J’ai un rapport un peu ambivalent avec Love Actually. Sur le papier, tout est réuni pour me séduire : un casting impressionnant, une structure chorale ambitieuse et une ambiance de comédie romantique de Noël assumée. Pourtant, en le voyant, j’en ressors avec un sentiment mitigé, d’où cette note de 3/5 qui me semble finalement assez juste.
Ce qui fonctionne indéniablement, c’est le charme global du film. Certaines histoires touchent juste et restent mémorables, notamment celles qui jouent sur la pudeur des sentiments ou sur les amours impossibles. Hugh Grant est particulièrement attachant, et quelques scènes sont devenues cultes à juste titre. Il y a aussi cette capacité du film à installer une atmosphère chaleureuse, presque réconfortante, qui fait qu’on prend plaisir à s’y replonger, surtout en période de fêtes.

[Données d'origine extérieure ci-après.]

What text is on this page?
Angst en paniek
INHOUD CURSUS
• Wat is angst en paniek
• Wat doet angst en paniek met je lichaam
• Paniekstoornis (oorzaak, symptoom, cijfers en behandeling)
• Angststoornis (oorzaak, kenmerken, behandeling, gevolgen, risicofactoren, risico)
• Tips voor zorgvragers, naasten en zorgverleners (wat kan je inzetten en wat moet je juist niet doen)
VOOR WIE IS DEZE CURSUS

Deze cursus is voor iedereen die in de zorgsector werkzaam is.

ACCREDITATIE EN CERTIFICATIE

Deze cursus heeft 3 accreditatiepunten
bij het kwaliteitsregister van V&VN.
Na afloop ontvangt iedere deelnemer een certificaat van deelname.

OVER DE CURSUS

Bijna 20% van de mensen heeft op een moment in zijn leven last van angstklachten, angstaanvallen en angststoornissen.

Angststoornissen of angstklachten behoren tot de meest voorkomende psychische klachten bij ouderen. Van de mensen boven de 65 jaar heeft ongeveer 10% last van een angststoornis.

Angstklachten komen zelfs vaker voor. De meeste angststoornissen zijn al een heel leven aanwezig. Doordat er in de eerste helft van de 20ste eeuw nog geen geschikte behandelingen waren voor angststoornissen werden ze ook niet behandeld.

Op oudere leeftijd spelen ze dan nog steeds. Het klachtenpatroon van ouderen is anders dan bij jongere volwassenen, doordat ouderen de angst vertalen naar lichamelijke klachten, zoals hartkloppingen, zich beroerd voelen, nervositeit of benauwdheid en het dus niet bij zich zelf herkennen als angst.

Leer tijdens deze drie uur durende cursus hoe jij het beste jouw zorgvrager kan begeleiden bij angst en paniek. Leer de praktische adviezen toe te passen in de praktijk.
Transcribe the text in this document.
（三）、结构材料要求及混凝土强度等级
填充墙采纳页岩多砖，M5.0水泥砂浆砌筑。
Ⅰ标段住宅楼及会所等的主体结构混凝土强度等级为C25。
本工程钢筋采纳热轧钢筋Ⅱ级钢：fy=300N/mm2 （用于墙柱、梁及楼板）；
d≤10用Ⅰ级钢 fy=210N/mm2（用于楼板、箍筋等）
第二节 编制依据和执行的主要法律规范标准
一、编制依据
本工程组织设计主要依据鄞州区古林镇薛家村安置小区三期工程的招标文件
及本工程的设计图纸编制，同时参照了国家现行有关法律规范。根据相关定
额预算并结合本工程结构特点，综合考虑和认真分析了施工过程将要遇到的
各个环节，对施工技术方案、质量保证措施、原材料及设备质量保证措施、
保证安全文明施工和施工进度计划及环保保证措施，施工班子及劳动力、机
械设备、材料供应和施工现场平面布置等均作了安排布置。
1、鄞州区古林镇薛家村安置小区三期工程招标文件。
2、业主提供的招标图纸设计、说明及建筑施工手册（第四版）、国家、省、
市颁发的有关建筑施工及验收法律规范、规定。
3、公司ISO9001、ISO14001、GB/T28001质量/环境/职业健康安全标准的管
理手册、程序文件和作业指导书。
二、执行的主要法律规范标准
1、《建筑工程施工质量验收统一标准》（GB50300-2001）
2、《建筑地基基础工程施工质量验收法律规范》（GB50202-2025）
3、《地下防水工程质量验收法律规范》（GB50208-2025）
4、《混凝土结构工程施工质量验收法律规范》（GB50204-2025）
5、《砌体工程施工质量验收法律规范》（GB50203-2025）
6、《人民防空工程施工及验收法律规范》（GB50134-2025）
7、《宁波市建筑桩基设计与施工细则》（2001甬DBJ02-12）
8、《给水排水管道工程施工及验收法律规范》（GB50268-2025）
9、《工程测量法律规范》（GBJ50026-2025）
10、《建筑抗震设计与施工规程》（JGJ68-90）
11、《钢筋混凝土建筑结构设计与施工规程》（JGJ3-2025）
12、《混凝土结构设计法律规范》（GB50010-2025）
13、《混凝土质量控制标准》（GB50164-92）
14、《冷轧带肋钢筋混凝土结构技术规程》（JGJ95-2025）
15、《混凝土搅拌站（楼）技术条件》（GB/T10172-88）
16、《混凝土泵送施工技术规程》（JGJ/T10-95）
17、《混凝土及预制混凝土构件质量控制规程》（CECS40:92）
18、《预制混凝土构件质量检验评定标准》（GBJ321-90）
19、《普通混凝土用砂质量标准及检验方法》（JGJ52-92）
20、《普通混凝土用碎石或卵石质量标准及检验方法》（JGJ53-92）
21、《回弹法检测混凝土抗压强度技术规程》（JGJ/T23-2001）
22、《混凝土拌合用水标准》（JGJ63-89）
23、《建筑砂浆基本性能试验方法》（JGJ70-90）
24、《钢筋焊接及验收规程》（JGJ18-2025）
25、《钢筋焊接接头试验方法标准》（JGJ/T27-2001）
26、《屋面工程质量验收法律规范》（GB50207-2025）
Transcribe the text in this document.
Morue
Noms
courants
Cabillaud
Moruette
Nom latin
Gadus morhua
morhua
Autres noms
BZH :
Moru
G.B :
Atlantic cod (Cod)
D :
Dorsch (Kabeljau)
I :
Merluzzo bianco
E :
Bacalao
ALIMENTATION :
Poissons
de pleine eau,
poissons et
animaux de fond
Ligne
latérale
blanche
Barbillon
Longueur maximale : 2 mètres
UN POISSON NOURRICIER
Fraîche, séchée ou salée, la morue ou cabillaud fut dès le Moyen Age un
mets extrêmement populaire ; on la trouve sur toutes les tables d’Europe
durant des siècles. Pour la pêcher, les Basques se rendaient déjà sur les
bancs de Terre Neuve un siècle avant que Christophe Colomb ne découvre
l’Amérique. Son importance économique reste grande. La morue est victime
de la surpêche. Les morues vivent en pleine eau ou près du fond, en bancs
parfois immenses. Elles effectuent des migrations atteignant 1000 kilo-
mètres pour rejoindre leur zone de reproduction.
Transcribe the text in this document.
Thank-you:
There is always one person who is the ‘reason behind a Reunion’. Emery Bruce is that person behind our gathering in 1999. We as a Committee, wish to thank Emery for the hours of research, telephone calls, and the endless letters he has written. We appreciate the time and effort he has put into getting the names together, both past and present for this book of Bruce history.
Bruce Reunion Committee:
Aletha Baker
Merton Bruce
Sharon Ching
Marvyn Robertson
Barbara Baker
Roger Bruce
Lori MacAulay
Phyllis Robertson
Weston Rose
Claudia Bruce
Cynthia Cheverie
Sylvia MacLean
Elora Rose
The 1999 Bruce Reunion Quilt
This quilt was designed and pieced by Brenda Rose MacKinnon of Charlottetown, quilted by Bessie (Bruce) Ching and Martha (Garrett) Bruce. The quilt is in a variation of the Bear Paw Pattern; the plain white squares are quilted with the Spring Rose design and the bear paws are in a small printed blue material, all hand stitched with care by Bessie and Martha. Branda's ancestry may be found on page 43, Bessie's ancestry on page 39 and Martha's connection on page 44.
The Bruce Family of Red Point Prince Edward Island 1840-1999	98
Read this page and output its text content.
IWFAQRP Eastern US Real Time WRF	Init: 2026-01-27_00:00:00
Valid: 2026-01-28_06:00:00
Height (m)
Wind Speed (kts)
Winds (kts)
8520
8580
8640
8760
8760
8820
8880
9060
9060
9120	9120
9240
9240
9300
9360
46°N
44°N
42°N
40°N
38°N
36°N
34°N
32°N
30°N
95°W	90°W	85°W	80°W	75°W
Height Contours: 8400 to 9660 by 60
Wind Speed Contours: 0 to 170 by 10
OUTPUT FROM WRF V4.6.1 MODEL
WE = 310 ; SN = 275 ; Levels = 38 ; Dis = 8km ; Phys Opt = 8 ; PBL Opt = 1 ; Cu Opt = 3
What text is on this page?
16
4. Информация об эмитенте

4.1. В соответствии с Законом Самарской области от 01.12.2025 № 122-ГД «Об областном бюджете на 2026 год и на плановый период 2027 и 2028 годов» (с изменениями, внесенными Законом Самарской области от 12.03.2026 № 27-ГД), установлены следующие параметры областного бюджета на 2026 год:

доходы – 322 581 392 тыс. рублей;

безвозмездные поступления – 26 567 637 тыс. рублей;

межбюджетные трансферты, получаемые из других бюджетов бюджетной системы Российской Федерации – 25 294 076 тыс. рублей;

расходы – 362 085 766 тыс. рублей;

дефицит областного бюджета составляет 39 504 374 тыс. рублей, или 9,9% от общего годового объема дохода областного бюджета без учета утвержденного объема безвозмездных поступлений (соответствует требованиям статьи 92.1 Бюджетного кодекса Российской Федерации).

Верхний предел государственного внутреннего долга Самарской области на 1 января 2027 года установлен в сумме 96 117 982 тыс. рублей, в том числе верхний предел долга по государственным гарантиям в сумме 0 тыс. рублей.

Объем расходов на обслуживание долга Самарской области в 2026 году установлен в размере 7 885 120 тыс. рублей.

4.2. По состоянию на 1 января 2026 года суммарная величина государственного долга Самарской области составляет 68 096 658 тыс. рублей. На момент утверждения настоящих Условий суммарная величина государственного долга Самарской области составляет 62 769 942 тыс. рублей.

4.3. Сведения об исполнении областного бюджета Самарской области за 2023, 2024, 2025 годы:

Mais Love Actually souffre selon moi de son format éclaté. Toutes les intrigues ne se valent pas, et certaines paraissent aujourd’hui assez maladroites, voire gênantes. Quelques personnages manquent de profondeur et certaines relations sont expédiées ou reposent sur des raccourcis scénaristiques un peu faciles. À force de vouloir parler de l’amour sous toutes ses formes, le film finit parfois par effleurer ses sujets plutôt que de les creuser.
Au final, je garde une certaine tendresse pour Love Actually, malgré ses défauts évidents. Ce n’est ni le chef-d’œuvre que certains décrivent, ni le désastre que d’autres dénoncent. C’est un film imparfait, sincère, parfois touchant, parfois agaçant, mais qui reste agréable à regarder. Un classique de Noël sympathique, sans plus, qui mérite à mes yeux un honnête 3/5.